Glasses-kid's expression turned wide-eyed and guilty, and his mouth snapped shut. Hakuba, still largely covered in shadow, flinched and backed up, slightly.

"Doubt that's happening," maybe-Kudou murmured, looking decidedly worried.

Case update's one thing, but they solved the case, Kansuke thought. In the middle of the night, and I have no idea how, or why they decided to come here, and the ones I can actually see look like h***.

He stepped back from the doorway. "Get inside."

A/N: Warnings: in the first half, further discussion of poor self-care and general mental health issues, also, depiction of someone having a flashback (depiction starts at "Hakuba still had" and ends at "into the garbage bag.") Nothing much of note in the second half.

If you're wondering what set off that flashback of Hakuba's, you as a reader do technically have enough information to guess.

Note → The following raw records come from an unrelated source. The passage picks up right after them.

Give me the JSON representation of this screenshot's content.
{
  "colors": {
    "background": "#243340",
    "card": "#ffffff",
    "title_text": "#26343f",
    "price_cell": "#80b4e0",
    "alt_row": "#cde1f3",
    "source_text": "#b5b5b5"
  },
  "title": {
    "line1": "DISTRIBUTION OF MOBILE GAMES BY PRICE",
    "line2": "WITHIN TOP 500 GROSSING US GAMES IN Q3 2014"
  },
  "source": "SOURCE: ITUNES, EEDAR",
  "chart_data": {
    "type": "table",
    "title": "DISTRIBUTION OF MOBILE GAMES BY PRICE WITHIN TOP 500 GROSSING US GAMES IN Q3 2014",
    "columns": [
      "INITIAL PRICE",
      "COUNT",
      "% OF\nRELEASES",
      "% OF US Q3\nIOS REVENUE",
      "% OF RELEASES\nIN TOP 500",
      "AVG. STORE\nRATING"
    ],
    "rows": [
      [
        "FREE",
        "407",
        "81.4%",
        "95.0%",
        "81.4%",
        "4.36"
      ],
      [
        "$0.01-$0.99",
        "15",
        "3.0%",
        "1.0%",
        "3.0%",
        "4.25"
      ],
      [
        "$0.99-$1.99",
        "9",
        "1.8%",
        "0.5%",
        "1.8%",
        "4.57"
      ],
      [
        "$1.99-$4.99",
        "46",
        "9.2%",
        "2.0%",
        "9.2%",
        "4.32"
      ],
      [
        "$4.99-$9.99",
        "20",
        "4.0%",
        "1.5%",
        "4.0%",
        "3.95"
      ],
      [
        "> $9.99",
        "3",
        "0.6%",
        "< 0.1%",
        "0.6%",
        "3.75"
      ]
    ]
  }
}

Go back and read that tiny bit of Hakuba POV at the end of Riddle in Reverse, and it should be pretty obvious why he doesn't react well to the smell of smoke. Also, since Kansuke's point of view makes it impossible to explain in-text, no, I didn't do anything that serious to Shinichi, but a massive physical transformation on top of two days of poor sleep is going to have some physical repercussions.

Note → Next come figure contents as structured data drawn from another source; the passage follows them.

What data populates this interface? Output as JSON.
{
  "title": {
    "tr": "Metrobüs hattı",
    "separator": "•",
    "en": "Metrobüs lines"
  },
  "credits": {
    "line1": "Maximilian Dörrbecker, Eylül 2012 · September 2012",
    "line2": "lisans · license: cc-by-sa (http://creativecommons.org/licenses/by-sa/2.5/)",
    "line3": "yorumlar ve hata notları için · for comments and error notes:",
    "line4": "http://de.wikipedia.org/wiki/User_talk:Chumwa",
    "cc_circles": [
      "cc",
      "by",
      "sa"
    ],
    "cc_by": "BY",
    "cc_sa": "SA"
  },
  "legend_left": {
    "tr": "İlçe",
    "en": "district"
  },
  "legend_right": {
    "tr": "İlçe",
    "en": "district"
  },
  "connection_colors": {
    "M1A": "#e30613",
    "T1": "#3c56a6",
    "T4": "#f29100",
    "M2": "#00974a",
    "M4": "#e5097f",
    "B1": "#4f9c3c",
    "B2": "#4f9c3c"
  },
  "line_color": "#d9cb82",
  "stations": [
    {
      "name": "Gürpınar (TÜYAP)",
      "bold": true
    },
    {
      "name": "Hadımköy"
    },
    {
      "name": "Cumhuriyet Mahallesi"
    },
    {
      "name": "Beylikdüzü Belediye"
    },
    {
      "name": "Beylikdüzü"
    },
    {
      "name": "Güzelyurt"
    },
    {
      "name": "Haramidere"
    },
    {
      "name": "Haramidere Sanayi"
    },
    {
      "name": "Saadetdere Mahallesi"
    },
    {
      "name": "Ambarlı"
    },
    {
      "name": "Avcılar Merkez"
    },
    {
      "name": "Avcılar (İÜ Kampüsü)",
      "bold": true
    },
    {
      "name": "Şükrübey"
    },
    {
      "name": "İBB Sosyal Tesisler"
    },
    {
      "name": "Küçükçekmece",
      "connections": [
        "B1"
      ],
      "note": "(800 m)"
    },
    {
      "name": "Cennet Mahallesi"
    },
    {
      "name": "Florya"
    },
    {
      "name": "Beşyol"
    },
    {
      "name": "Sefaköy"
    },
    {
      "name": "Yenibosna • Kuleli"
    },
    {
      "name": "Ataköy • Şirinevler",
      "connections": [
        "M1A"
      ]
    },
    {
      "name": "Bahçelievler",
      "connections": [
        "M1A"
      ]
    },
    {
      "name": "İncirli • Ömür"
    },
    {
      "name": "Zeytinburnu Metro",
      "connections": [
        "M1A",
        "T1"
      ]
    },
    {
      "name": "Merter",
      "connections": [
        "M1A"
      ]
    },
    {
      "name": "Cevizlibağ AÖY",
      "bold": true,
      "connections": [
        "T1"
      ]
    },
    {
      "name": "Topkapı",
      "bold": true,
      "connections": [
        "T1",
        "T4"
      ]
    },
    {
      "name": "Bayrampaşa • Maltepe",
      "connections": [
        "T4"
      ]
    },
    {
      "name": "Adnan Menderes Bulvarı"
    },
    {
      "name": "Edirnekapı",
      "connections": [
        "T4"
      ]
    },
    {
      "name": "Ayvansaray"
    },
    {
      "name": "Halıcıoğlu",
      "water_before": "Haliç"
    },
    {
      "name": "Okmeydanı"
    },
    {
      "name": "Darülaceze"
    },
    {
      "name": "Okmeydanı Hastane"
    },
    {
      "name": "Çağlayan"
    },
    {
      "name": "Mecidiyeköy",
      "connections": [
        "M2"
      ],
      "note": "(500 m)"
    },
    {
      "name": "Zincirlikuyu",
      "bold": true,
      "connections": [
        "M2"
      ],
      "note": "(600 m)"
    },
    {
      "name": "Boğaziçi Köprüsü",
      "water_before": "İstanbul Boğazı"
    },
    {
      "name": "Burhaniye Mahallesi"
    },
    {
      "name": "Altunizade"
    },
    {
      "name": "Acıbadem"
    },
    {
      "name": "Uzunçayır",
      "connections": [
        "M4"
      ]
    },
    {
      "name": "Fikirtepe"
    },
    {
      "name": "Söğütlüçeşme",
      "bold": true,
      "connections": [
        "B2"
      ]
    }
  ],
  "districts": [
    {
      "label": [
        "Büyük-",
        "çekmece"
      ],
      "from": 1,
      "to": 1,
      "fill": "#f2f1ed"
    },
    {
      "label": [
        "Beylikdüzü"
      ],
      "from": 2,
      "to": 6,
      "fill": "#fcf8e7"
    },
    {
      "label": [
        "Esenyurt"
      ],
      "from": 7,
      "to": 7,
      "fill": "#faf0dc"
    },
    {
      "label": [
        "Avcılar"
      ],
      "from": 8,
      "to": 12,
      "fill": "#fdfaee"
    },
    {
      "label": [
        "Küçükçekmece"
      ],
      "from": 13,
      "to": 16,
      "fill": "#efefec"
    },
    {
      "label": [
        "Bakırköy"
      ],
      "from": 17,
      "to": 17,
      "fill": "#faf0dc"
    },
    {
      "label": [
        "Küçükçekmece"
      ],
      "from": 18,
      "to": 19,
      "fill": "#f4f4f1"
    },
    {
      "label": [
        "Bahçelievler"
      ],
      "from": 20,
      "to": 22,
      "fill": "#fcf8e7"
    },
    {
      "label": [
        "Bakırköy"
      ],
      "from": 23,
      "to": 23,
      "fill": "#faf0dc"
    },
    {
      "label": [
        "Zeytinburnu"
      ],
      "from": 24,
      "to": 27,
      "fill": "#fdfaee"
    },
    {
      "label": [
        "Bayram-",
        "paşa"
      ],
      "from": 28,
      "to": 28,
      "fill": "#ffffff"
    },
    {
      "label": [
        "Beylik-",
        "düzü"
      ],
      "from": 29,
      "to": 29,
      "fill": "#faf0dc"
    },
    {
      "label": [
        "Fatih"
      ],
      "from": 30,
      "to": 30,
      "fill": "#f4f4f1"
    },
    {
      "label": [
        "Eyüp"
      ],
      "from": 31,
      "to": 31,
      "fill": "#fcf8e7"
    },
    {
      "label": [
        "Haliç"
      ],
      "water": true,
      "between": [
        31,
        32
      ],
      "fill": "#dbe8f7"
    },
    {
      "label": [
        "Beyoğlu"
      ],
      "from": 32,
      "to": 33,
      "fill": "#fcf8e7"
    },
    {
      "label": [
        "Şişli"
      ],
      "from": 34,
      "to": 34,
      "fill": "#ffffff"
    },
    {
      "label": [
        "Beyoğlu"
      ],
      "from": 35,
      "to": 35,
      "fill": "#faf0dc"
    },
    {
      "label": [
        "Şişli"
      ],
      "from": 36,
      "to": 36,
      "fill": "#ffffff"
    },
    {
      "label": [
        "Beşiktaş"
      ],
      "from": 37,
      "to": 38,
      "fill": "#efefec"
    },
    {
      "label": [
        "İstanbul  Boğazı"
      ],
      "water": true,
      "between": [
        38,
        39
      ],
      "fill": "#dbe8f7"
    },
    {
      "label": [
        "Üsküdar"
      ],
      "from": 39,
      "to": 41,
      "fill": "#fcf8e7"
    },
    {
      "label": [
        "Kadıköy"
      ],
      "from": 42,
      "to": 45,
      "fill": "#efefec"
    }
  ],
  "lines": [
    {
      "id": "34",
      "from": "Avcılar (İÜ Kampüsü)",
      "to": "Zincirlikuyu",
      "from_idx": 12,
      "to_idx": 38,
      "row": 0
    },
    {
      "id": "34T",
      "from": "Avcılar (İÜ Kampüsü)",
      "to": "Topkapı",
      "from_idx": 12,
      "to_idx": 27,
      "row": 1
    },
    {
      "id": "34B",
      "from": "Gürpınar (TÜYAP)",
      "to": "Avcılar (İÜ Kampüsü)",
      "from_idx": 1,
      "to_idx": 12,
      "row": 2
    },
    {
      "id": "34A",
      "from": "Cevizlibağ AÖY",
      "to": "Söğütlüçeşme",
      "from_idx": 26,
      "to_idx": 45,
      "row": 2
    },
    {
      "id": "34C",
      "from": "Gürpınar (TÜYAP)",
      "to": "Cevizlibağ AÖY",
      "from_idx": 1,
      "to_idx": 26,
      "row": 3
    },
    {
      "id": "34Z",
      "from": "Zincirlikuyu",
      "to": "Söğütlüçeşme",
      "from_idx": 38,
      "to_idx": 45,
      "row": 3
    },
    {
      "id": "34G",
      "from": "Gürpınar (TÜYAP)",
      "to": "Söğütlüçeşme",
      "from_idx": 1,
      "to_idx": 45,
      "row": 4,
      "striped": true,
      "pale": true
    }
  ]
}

ETA: I feel this should be obvious, but just in case it isn't, I am not a mental health professional, and given that Kaito flat-out says he doesn't know what he's doing, I am not making any sort of recommendation about "what you should do if someone is having a flashback."

I'm sorry if I haven't replied to your review yet; I'm a bit behind. It doesn't mean I appreciate them one bit less, though.